It's understood that he has received a six figure sum that is close to his annual salary of €360,000.

READ MORE: John Delaney’s pay-off details must be revealed before government restores FAI funding, warns Shane Ross

FAI sources insist that it was a good deal for Irish football's governing body.

The bulk of the payout relates to the pension element of the ex-CEO's contract which was the main sticking point in discussions

Delaney had 'voluntarily stepped aside' from his new post of Executive Vice President in April, having transitioned to that role from CEO a month later.

The official line was that he had offered to do so pending the outcome of a series of reviews into the affairs of the Association after the emergence of financial transactions between Delaney and his employer in 2017.

It was followed by revelations about expenses payments and other spending during his time as CEO.

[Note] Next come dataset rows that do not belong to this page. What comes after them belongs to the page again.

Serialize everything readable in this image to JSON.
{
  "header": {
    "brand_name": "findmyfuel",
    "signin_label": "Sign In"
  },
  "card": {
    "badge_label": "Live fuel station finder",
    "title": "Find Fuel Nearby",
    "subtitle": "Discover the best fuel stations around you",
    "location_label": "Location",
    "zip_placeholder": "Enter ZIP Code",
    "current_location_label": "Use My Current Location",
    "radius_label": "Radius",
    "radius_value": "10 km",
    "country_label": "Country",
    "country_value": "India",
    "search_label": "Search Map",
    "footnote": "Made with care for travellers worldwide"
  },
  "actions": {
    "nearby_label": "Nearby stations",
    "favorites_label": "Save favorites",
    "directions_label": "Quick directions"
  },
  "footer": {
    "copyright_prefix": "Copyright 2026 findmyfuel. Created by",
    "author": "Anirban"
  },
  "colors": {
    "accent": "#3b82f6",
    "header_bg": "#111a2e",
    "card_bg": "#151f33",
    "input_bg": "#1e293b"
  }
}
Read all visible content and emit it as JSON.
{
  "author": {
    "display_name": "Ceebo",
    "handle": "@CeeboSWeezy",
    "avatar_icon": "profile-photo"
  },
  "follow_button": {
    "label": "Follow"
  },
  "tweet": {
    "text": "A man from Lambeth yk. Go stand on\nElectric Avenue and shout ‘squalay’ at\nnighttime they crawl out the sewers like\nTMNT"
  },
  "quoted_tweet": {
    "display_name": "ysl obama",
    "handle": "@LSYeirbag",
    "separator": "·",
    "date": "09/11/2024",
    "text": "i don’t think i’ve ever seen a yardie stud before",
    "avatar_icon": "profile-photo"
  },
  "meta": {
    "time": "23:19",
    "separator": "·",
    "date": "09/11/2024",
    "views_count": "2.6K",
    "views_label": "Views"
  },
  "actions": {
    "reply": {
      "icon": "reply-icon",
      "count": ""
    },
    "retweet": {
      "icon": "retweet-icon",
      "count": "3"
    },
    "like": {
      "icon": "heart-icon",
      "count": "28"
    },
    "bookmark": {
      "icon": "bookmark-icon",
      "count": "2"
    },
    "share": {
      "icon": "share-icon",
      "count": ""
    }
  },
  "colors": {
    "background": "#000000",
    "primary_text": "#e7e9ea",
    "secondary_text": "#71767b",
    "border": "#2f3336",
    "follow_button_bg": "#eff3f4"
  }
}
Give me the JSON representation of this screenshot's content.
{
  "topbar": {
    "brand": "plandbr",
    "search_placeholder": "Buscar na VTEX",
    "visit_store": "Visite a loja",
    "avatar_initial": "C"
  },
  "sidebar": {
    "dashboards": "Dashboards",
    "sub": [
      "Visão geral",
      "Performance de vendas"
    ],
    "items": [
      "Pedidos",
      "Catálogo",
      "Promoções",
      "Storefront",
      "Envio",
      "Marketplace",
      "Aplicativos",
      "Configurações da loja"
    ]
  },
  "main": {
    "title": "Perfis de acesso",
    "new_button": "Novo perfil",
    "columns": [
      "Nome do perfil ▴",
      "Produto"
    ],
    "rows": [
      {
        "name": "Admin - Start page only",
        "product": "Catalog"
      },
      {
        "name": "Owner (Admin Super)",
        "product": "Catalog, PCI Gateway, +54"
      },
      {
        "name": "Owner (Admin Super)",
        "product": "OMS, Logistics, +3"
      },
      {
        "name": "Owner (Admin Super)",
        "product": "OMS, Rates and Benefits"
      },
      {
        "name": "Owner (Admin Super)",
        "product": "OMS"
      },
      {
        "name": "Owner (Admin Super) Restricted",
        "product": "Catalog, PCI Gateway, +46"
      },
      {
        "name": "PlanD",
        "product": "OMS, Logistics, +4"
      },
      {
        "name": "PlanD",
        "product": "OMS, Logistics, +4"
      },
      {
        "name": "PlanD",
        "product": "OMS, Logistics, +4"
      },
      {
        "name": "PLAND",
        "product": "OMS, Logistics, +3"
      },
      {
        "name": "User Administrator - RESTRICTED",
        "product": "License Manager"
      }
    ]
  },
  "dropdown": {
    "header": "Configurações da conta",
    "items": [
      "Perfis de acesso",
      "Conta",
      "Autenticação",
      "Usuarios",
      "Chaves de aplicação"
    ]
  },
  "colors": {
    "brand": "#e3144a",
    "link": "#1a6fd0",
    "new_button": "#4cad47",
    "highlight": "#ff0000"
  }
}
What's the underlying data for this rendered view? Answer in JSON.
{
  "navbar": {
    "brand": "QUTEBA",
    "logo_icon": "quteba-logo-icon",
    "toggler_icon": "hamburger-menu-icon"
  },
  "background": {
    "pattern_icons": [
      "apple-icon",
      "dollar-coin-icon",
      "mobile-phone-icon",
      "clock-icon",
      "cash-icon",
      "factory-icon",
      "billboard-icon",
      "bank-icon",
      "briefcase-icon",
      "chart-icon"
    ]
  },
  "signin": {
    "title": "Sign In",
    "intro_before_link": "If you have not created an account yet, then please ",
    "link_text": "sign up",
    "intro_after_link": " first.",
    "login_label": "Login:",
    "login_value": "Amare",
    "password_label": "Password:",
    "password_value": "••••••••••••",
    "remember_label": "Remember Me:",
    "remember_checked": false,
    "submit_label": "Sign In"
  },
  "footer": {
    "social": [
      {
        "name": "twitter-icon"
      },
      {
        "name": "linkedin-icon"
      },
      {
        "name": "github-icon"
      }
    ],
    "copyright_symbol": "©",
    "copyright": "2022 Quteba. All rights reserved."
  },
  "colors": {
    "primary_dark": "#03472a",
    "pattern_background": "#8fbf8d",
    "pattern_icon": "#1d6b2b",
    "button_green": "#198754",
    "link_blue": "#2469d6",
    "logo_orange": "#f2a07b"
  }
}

Delaney has been paid during his period of leave from Abbotstown, thus meaning that he would have collected over €150k from the FAI in his five months on the sidelines.

He exits the FAI stage ahead of the release of a Sport Ireland commissioned audit on FAI business due on October 7th. The results of an internal review carried out by Mazars are expected in November.

It's believed that Delaney's team mounted a defence of their client on the basis that FAI officers or staff had signed off on any financial decisions that were made under his watch.

There had been calls for Delaney to be sacked at the beginning of the crisis, but the FAI acted on advice which urged them against doing so.

The decision to finalise negotiations about an exit deal was borne out of the firm opinion that the impasse between the respective sides was potentially headed towards a longer term legal process that would have placed even more of a strain on the FAI finances. understands that the FAI's bill for legal affairs this year is now close to the €1.5m mark and rising.

A resolution of Delaney's position was a high priority. UEFA were keen for the matter to be resolved. Their support has kept the Association afloat through the crisis, with advance payments allowing the FAI to meet commitments.

Delaney remains on the Executive Committee of UEFA but has been told not to attend meetings. It's now anticipated that there will be clarity on his UEFA standing in the coming weeks with an exit from that stage also anticipated.

The FAI's financial picture should begin to become clear when the 2018 accounts are presented at a re-convened AGM. July's annual meeting was adjourned to allow the various reviews to be carried out.

However, the investigation by the Office of the Director of Corporate Enforcement (ODCE) into the FAI will continue independently and will not be affected by any internal changes in Abbotstown.

The ODCE enquiry stepped up after auditors Deloitte filed a notice with the Companies Registration Office stating proper accounting records had not been kept by the FAI.